Por eso las estructuras importan.

Una estructura política sólida no aparece cuando comienza oficialmente una campaña. Se construye mucho antes. Se alimenta de organización, disciplina, liderazgo, comunicación y contacto permanente con la ciudadanía.

El que comienza a organizarse cuando empieza la campaña, probablemente ya llegó tarde.
Las encuestas seguirán existiendo y seguirán siendo una herramienta útil para conocer tendencias y percepciones. Pero hay que colocarlas en su justa dimensión: son instrumentos de medición, no certificados de victoria.

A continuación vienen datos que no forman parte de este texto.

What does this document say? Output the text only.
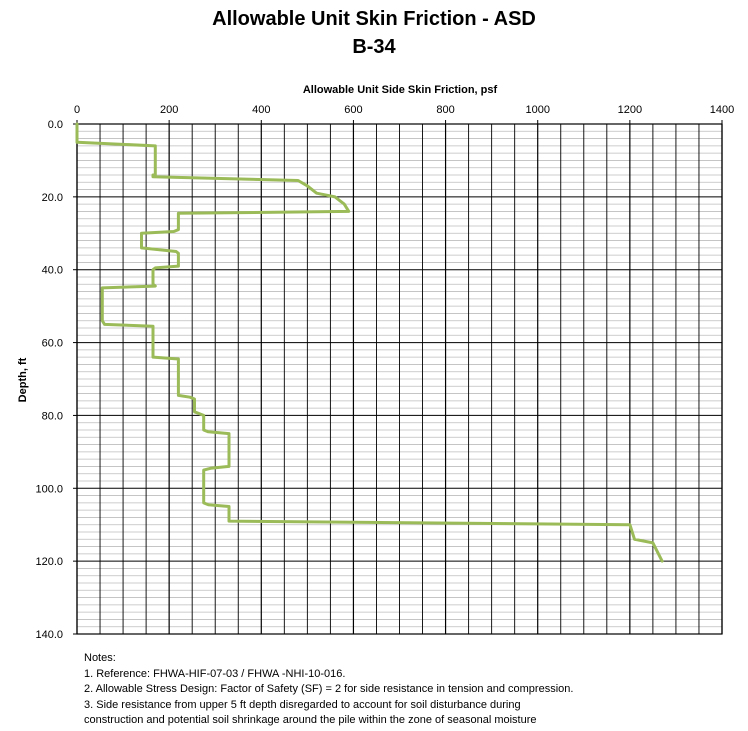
Allowable Unit Skin Friction - ASD
B-34
0	200	400	600	800	1000	1200	1400
0.0
20.0
40.0
60.0
80.0
100.0
120.0
140.0
Allowable Unit Side Skin Friction, psf
Depth, ft
Notes:
1. Reference: FHWA-HIF-07-03 / FHWA -NHI-10-016.
2. Allowable Stress Design: Factor of Safety (SF) = 2 for side resistance in tension and compression.
3. Side resistance from upper 5 ft depth disregarded to account for soil disturbance during
construction and potential soil shrinkage around the pile within the zone of seasonal moisture
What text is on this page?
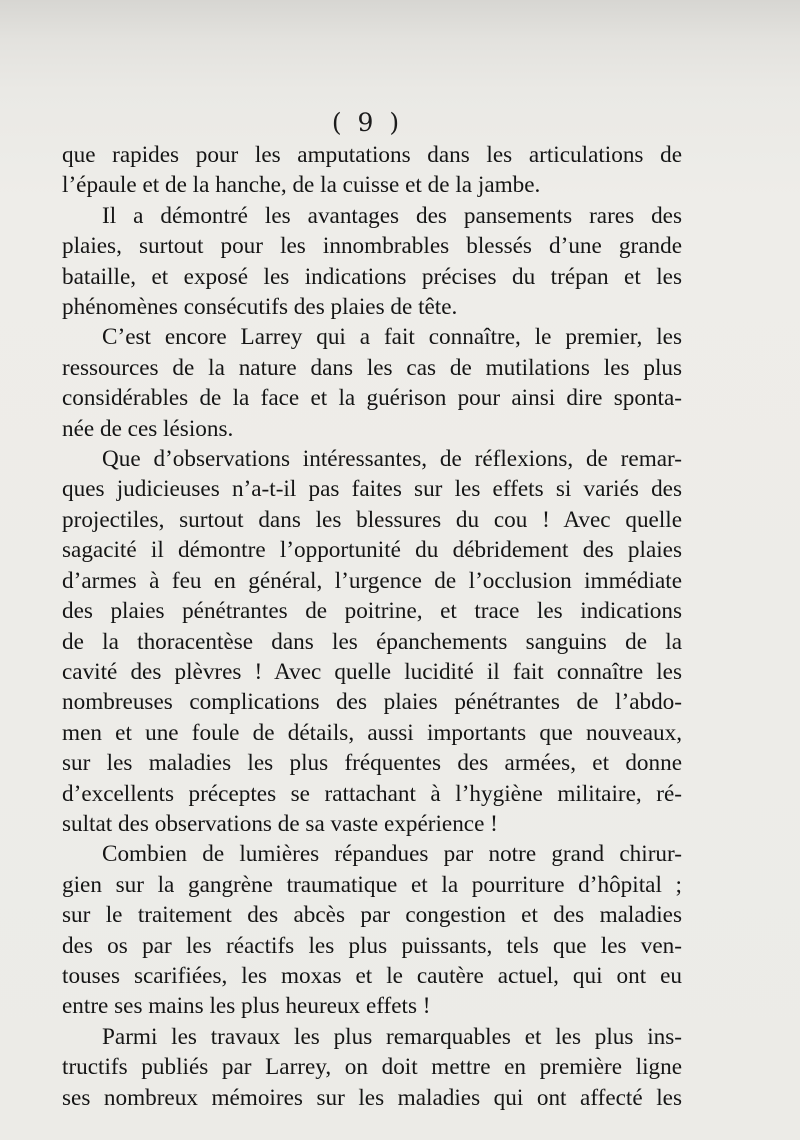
( 9 )

que rapides pour les amputations dans les articulations de
l’épaule et de la hanche, de la cuisse et de la jambe.

Il a démontré les avantages des pansements rares des
plaies, surtout pour les innombrables blessés d’une grande
bataille, et exposé les indications précises du trépan et les
phénomènes consécutifs des plaies de tête.

C’est encore Larrey qui a fait connaître, le premier, les
ressources de la nature dans les cas de mutilations les plus
considérables de la face et la guérison pour ainsi dire sponta-
née de ces lésions.

Que d’observations intéressantes, de réflexions, de remar-
ques judicieuses n’a-t-il pas faites sur les effets si variés des
projectiles, surtout dans les blessures du cou ! Avec quelle
sagacité il démontre l’opportunité du débridement des plaies
d’armes à feu en général, l’urgence de l’occlusion immédiate
des plaies pénétrantes de poitrine, et trace les indications
de la thoracentèse dans les épanchements sanguins de la
cavité des plèvres ! Avec quelle lucidité il fait connaître les
nombreuses complications des plaies pénétrantes de l’abdo-
men et une foule de détails, aussi importants que nouveaux,
sur les maladies les plus fréquentes des armées, et donne
d’excellents préceptes se rattachant à l’hygiène militaire, ré-
sultat des observations de sa vaste expérience !

Combien de lumières répandues par notre grand chirur-
gien sur la gangrène traumatique et la pourriture d’hôpital ;
sur le traitement des abcès par congestion et des maladies
des os par les réactifs les plus puissants, tels que les ven-
touses scarifiées, les moxas et le cautère actuel, qui ont eu
entre ses mains les plus heureux effets !

Parmi les travaux les plus remarquables et les plus ins-
tructifs publiés par Larrey, on doit mettre en première ligne
ses nombreux mémoires sur les maladies qui ont affecté les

La historia electoral está llena de escenarios que parecían definidos y terminaron cambiando.
Por eso, sería un error que cualquier proyecto político se duerma sobre una encuesta favorable. Y también sería un error ignorar una medición desfavorable. Ambas deben servir para analizar, corregir y trabajar.
Porque al final hay una realidad que ninguna metodología puede sustituir:
el día de las elecciones no votan las encuestas. Votan los ciudadanos.

Y cuando se cierren las urnas, no ganará quien haya celebrado más una encuesta, sino quien haya logrado construir la organización, el liderazgo y la confianza suficientes para que su propuesta llegue efectivamente a los electores.

En política, los números pueden alimentar el ego.
Las estructuras construyen resultados.